Bill Elliott, driver of the No. 21 Air Force Ford Fusion, has five victories and 22 top-10s in 45 career starts at Pocono Raceway. Sunday's race will mark the first time that Elliott has visited the same track twice since joining Wood Brothers/JTG...
Bill Elliott, driver of the No. 21 Air Force Ford Fusion, has five victories and 22 top-10s in 45 career starts at Pocono Raceway. Sunday's race will mark the first time that Elliott has visited the same track twice since joining Wood Brothers/JTG Racing in late May. Elliott finished 37th at Pocono in the rain-shortened race in June, and then followed that the following week with a season-best 11th-place showing at Michigan.
BILL ELLIOTT -- No. 21 Air Force Ford Fusion
"I think, right now, I've finally gotten back into a race mode. I've kind of been out of the loop, so to speak, for the last year. It just takes a little bit of time to get back up to speed. I feel like now I can give them some good feedback. Now, they're sorting through the things I like and the things I don't like. We're now kind of figuring each other out, and once you come back to some of these places a second time around -- here, the first race, the car we brought, we had some issues with it and we couldn't get it sorted out. And it was like every time we ran were behind two or three practices before we unloaded. Yesterday, we were a lot closer and a lot better than we were here the last race. Those are the things you have to keep working on. It's not the big stuff, it's all the little stuff. There are things we have to continue to work on, and that's where I feel you can continue to run and get your dialogue between me at Hoyt [Overbagh, engineer] and Fatback [McSwain, crew chief], and all the guys on the team -- the that's where it all meshes together."
WHAT MAKES POCONO SO DIFFICULT TO FIGURE OUT? "It's a compromise. We came here, and you didn't shift. And then people were shifting during the race. And then that got to be the big thing, and NASCAR eliminated that, and when they did do that it made it more of a challenge.

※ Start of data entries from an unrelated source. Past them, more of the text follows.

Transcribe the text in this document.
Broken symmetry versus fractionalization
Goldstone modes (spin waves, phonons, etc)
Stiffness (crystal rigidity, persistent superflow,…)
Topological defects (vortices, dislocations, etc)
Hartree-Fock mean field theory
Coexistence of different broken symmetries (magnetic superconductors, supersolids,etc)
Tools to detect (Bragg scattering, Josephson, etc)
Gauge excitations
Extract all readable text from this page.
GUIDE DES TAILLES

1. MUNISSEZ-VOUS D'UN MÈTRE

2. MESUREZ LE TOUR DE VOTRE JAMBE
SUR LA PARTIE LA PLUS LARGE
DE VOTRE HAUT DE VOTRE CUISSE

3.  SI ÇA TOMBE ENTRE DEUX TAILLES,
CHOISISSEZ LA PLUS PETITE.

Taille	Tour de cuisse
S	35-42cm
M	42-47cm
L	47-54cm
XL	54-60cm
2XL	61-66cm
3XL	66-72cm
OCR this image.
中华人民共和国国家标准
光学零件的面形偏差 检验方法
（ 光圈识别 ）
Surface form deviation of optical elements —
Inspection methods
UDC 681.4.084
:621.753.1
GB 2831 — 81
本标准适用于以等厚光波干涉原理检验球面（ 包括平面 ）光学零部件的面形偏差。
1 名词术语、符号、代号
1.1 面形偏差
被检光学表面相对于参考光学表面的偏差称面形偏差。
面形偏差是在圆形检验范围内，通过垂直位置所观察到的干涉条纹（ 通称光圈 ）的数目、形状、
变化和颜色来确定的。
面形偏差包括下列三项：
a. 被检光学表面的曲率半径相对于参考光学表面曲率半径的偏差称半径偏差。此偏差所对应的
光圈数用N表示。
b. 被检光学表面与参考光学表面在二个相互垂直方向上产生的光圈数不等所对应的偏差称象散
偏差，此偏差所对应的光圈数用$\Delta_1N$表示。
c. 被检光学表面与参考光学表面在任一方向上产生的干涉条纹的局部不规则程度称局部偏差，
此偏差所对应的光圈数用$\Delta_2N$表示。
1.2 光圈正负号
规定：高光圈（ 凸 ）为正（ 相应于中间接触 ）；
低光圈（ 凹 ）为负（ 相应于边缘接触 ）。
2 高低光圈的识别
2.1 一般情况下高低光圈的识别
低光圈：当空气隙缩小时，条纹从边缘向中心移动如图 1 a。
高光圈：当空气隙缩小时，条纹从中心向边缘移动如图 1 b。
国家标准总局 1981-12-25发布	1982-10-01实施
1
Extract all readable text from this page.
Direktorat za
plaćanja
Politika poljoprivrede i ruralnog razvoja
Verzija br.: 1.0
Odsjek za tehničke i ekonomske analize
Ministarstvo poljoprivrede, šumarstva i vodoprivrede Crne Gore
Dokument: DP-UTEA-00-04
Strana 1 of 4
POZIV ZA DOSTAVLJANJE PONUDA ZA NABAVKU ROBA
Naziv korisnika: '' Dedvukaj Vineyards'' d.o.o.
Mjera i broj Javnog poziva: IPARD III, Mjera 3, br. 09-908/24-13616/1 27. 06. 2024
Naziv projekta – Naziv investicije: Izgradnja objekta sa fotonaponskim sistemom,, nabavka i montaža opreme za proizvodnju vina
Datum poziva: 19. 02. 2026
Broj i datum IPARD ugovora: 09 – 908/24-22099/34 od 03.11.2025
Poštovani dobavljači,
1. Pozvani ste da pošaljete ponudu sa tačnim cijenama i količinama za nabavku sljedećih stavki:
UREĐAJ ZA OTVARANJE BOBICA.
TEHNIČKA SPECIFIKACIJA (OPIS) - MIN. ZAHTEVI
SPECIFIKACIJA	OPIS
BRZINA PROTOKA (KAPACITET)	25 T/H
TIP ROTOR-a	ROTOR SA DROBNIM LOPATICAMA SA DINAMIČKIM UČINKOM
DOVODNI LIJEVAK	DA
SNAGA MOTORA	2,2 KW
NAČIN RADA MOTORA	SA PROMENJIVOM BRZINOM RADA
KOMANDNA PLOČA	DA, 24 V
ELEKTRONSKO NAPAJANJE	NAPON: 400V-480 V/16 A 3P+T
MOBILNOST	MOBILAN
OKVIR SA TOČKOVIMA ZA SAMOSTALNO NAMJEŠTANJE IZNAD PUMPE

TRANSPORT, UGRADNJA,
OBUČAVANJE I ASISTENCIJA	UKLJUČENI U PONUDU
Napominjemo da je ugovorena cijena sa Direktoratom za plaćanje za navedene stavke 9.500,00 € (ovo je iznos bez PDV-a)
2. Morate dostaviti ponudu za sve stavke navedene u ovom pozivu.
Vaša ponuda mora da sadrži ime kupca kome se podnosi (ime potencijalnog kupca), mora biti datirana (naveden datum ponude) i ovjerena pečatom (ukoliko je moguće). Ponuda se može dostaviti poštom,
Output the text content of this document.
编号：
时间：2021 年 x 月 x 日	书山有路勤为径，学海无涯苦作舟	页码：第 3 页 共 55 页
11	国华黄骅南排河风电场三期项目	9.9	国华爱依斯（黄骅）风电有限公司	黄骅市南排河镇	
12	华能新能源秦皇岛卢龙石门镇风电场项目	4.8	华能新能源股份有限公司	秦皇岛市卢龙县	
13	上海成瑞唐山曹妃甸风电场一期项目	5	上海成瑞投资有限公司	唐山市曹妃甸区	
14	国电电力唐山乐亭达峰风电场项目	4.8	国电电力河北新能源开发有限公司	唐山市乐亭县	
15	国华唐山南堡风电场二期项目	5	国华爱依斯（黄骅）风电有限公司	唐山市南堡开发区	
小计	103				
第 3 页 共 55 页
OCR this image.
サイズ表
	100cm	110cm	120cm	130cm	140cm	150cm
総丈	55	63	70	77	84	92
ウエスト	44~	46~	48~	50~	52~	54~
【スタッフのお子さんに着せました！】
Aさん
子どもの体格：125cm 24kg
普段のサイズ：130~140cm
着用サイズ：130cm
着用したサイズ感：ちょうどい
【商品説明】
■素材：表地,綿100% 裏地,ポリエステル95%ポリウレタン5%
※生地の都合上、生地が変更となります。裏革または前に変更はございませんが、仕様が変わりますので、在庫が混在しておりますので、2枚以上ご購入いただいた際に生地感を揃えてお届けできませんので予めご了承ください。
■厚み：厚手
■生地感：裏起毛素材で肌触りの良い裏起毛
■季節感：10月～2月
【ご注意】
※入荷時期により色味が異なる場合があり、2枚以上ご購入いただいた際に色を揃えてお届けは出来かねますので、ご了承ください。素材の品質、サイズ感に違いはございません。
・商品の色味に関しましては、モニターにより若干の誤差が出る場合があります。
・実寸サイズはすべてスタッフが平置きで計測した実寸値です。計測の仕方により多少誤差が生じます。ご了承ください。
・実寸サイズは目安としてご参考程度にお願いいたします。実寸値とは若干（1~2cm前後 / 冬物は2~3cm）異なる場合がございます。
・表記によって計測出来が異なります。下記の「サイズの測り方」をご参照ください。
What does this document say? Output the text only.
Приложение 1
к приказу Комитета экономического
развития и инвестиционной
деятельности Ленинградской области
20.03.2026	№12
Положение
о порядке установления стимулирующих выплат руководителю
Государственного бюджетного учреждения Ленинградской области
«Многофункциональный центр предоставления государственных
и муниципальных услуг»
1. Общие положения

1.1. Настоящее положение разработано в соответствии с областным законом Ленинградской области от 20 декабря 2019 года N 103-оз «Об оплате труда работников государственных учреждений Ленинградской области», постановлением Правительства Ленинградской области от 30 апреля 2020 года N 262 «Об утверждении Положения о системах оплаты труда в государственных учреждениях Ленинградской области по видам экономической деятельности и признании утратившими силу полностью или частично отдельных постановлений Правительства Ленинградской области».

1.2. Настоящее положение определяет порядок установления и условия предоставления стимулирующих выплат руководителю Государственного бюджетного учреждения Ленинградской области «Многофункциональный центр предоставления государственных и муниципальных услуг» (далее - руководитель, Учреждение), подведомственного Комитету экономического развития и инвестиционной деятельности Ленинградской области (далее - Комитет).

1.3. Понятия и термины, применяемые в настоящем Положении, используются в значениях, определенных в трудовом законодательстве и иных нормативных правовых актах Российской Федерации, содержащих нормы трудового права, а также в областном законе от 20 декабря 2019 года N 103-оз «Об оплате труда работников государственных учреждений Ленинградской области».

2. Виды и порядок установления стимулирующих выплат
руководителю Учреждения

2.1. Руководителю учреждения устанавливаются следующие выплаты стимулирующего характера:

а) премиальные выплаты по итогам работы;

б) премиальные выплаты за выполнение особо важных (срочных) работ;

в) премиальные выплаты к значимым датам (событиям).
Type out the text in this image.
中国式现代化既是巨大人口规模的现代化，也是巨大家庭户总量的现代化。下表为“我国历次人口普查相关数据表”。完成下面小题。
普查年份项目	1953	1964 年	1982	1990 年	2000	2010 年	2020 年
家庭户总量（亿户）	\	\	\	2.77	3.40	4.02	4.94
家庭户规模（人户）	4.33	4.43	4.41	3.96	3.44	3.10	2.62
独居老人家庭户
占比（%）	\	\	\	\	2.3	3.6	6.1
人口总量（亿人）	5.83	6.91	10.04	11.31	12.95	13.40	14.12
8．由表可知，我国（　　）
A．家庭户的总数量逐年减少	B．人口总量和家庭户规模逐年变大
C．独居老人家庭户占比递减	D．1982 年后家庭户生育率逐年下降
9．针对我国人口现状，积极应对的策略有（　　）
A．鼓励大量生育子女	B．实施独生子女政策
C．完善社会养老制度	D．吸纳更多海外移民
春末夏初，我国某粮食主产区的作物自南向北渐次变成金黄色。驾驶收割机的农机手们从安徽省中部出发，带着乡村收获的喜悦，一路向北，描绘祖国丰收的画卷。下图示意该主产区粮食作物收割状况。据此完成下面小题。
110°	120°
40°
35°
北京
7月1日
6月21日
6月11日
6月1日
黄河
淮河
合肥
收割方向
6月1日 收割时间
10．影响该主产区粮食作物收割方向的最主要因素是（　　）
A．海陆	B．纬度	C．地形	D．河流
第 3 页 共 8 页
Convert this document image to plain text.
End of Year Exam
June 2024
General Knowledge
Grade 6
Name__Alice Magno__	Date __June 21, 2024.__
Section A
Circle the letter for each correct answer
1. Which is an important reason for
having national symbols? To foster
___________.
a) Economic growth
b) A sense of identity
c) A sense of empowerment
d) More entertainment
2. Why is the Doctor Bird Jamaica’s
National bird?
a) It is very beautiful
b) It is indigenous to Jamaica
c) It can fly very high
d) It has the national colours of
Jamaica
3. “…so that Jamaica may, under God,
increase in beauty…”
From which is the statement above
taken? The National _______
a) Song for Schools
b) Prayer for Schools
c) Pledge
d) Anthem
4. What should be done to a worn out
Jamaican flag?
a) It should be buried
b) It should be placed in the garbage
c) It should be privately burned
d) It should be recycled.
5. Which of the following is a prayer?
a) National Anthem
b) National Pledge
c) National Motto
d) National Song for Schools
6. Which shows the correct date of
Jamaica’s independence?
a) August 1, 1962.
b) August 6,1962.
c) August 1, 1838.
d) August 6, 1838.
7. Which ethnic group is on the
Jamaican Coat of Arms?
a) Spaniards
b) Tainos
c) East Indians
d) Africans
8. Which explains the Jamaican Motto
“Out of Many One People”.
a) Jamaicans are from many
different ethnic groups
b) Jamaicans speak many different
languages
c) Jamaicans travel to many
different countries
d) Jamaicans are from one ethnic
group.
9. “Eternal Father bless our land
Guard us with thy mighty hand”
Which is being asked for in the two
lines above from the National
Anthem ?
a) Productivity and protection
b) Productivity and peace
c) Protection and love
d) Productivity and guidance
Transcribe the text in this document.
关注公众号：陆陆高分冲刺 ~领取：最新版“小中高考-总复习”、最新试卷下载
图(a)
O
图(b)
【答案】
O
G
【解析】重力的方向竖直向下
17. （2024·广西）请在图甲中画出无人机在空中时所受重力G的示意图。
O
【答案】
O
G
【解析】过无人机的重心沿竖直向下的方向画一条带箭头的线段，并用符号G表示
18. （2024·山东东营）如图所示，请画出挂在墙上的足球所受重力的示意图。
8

The compromise is like a road course -- and, again, you've really got to be good in key places or you're really going to be bad. That's what makes this track such a challenge."
THIS IS A LONG RACE, TOO. IS THIS TRACK A CHALLENGE MENTALLY? "Not that bad. I think it's more physical than mental. I think it was worse when they shifted here. This will be the one of the most physical race tracks you'll run. It is a long day. It's taxing. Here, you might catch a break and it might be fairly cool and then when you come back it could be 95 degrees and 100 percent humidity."
WHERE IS THIS TRACK THE MOST TAXING? "It seems like the corners -- and going back to when you shifted here, it's a little bit easier since you're not shifting, but there's something about this race track and what you have to do and the way you have to drive it that it's just been that way. I think one thing is just the length of the race. That's probably one of the hardest deals. You run 500 miles, but you can only run a 56- or 57-second lap around this place on into your race run, so it makes for a long day."
David Ragan, driver of the No. 6 AAA Insurance Ford Fusion, will make his second-ever career NASCAR Nextel Cup start at Pocono on Sunday. He finished 26th at the 2.5-mile superspeedway in the rain-shortened race in June. Ragan posted a career-best fifth-place finish in the season-opener at Daytona.
DAVID RAGAN -- No. 6 AAA Insurance Ford Fusion
WHAT MAKES THIS TRACK SO HARD TO FIGURE OUT? "The biggest thing is just getting the car to drive right. You hit the setup and the car's pretty comfortable, it's not that bad. You've got three corners that are all a little different, but the biggest thing is just getting the race car to do what you want it to do."
THIS WILL BE JUST YOUR SECOND CUP RACE HERE. HOW MUCH DO YOU LEARN ABOUT THIS PLACE EACH TIME YOU RETURN? "You learn a lot -- and even after that first time you think you know everything about this place, but then you learn quick the second time here new things happen and new things pop up that you've never seen before. So, you're always learning. Even tracks that I've been to three and four times -- I've been to Daytona several times and going back there in July this year, it didn't even seem like the same race track. So, certainly, you learn something every time you go back. Every time you've got a little different style of car. Next year, coming back, we'll have the COT and it's going to be a whole new thing again. You certainly learn a lot, and the second you think that, 'Hey, I've got this thing figured out,' it bites you and you realize you don't have it figured out just yet."